Часто бывает в момент смертельной опасности, мысль, как теперешние счетно-кибернетические машины, с удивительной последовательностью и логичностью произвела всесторонний расчет. Чтобы свалить меня с почти отвесной скалы, достаточно легонького толчка, а не только камня, способного раздробить голову или поломать ребра. Посмотрел вниз. Там острые камни и лютый поток Огоджи, только и ждущий, чтобы искромсать, истолочь, превратить в котлету. Кроме того, лететь туда около пятнадцати метров — и без Огоджи жизни лишишься. Разминуться с камнем в метровой расселине трудно, но можно. Нужно только сделать полшага вверх. Почему полшага? Не помню, чтобы это было рассчитанное, хотя бы глазомерно, расстояние. Скорее всего инстинкт подсказал эти полшага с математической точностью. Также не помню, чтобы при этом я торопился, — нет, просто были сделаны полшага, спина уперлась в стену, ноги в другую, а в следующее мгновение камень сильно ударился около уха повыше плеча, отскочил, ударился против носа, затем около кисти правой руки и полетел дальше зигзагами, отскакивая от стенок расселины. По рукам и лицу больно застучала свита обломка — мелкие камешки и дресва. Проводив глазами камень и его спутников, пока они не скрылись в воде, я быстро проскочил остаток щели.

— В другой раз осторожнее надо с камнями, — вскользь заметил я Иосифу.

Что еще можно было сказать, когда сам виноват? Веками стоящие горы и тайга не терпят поспешности и жестоко на-называют нарушителей.

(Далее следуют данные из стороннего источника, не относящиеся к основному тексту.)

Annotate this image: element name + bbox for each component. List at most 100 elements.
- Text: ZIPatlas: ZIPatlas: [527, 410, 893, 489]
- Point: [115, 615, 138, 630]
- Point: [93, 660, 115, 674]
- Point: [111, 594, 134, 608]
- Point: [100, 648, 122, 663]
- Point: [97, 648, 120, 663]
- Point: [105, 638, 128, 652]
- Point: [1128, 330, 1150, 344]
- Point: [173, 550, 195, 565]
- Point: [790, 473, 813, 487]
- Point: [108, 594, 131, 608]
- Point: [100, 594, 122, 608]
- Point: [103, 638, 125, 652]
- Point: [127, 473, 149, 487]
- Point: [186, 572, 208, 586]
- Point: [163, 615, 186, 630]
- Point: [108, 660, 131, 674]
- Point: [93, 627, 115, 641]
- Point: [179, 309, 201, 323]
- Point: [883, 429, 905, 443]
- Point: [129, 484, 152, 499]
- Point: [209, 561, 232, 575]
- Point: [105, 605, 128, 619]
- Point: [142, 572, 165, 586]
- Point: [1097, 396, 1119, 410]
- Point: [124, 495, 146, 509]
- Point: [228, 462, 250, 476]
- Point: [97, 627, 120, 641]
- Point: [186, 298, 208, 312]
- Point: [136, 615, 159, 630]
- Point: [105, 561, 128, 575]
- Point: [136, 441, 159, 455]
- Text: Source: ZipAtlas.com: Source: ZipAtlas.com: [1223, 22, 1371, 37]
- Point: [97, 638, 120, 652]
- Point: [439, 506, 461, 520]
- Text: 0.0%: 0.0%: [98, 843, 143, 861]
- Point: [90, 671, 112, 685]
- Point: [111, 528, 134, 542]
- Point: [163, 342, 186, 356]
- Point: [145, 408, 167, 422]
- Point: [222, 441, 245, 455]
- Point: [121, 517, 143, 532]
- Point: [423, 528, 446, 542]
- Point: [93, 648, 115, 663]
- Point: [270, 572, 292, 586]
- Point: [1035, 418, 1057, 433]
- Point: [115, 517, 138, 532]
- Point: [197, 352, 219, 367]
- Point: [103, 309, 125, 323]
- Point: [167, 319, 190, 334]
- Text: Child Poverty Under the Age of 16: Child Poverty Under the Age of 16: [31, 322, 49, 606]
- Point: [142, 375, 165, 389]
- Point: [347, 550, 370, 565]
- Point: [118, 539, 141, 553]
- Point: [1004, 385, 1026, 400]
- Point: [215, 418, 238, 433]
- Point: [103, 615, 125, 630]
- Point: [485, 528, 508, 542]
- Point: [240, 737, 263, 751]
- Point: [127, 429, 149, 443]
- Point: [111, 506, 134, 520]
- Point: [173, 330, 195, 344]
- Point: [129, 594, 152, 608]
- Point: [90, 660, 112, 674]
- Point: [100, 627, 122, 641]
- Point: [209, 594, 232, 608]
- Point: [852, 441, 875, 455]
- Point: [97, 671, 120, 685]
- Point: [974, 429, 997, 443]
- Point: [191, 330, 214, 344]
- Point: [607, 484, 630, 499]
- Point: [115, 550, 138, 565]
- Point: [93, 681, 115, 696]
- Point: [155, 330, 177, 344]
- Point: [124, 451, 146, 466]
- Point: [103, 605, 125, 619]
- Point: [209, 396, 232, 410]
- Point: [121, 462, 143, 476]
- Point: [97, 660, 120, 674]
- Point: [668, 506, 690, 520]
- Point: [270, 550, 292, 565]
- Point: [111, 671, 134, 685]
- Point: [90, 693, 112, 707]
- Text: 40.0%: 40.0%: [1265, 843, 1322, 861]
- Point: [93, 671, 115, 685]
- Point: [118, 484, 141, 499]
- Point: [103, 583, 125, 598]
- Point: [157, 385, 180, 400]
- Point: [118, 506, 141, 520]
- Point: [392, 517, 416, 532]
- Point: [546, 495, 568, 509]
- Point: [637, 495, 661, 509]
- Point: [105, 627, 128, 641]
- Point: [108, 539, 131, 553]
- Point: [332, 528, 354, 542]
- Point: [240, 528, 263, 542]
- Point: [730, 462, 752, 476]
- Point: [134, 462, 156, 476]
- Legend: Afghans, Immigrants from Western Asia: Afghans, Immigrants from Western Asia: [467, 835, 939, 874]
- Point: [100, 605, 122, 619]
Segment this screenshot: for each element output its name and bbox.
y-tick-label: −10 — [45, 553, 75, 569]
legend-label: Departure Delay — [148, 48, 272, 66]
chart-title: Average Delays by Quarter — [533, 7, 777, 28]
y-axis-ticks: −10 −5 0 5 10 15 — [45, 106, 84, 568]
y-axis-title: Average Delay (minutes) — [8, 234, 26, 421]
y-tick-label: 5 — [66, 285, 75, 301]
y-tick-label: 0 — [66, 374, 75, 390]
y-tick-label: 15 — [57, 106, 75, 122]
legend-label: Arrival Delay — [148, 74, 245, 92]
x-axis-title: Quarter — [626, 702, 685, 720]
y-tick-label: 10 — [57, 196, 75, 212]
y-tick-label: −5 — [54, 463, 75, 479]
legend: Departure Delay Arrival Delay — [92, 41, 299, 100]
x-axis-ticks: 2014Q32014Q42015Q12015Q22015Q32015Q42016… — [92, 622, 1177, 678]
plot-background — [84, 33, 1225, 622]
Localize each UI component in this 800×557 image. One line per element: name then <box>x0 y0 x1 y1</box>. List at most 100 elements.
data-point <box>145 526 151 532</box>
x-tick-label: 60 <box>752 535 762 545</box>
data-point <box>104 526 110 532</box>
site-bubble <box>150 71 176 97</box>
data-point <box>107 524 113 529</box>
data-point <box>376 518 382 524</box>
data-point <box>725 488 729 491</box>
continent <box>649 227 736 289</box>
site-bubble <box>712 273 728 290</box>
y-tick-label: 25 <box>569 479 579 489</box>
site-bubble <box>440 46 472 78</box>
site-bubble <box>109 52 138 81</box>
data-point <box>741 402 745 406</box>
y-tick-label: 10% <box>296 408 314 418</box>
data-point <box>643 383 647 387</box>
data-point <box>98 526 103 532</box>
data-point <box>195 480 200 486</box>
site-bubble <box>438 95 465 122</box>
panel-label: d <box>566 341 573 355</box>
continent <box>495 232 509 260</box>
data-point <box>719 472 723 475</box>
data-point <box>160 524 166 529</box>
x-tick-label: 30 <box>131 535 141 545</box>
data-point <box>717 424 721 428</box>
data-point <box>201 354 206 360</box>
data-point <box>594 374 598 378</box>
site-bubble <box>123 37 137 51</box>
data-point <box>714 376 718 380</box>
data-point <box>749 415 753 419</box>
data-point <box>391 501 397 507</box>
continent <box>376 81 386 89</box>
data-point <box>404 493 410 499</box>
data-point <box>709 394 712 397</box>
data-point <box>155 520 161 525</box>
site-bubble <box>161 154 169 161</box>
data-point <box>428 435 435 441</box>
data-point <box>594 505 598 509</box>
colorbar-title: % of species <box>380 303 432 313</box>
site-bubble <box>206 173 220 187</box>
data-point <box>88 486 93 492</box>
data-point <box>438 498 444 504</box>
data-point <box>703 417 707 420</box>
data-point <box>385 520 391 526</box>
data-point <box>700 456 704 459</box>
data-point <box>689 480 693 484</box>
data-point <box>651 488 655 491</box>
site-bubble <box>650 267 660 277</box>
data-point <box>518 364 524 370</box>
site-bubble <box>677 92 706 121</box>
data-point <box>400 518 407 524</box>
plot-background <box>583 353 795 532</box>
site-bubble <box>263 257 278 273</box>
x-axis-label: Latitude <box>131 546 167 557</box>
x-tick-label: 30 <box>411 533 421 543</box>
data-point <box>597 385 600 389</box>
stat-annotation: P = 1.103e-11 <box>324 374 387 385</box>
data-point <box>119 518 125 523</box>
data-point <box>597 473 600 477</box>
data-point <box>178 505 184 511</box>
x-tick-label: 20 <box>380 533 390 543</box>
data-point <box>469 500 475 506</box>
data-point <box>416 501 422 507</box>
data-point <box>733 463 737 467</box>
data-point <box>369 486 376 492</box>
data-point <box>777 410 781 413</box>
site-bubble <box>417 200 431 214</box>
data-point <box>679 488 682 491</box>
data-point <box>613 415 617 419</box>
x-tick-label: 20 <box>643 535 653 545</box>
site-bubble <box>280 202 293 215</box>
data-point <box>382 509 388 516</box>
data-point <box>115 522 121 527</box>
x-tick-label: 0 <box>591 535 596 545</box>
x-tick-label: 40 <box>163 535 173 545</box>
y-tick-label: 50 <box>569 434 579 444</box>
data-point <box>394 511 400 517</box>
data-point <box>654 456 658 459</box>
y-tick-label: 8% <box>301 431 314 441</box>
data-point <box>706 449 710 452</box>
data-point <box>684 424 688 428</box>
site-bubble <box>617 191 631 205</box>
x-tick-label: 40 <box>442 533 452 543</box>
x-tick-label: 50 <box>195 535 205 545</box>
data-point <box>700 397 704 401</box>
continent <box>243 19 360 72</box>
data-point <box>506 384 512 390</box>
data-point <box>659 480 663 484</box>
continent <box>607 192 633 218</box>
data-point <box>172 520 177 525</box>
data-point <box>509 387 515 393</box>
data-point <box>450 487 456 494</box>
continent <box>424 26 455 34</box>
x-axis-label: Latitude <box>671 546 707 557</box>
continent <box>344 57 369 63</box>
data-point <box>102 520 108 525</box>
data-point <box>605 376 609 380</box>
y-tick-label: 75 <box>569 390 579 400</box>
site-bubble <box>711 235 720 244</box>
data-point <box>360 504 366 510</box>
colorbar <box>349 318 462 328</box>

Впрочем, камень в тесной расселине не произвел заметного впечатления на усталое сознание.

Дальнейшее движение шло, может быть, немногим быстрее ползущей улитки. Усталость, голод, бессонная ночь, а главное противный холод мокрой одежды быстро съедали остатки физических сил. Багульник, на который в обычное время не обращалось большого внимания, сделался почти непреодолимым препятствием. Он схватывал ноги и цепко держал их. Особенно было плохо Иосифу — его раненая нога распухла. Нас передвигала уже не физическая сила и даже не воля, а, очевидно, привычка к ходьбе. Мы просто механически переставляли ноги, останавливаясь в изнеможении через пятьдесят — шестьдесят шагов. Но ни стоять, ни тем более сидеть долго мы не могли из-за цепенящего холода. Одна минута — и мы начинали переставлять ноги дальше. Казалось, что поход никогда не кончится. Мысли тащились в темпе ходьбы и только в одном направлении. Настанет ли момент, когда мы переступим порог избушки и можно будет стянуть с себя все мокрое? Придется ли когда-нибудь сесть, хотя бы у костра, и съесть миску горячего супа?

Именно тогда я узнал, какова высочайшая цена хотя бы пусть рваной, но сухой одежды и одной-единственной тарелки горячего супа или кружки чая. Все, что было пережито до этого, отодвинулось в невероятную даль, потускнело и утратило всякий смысл, казалось мелким и ничтожным.

Тем временем на дальневосточную тайгу спускалась темнота. Если в прошлую ночь было нас четверо, то теперь два человека имели в несколько раз меньше запасов тепловой энергии, даже нет топора, унесенного Грязновым. Снова начался мелкий дождь. Снова в глазах поплыла серая муть, а силуэты деревьев начали сливаться в общую черную массу. Появилась апатия. Мозг был занят только руководством перестановки ног.

И вот когда сознание готово было потемнеть точно так же, как потемнела тайга, что-то блеснуло.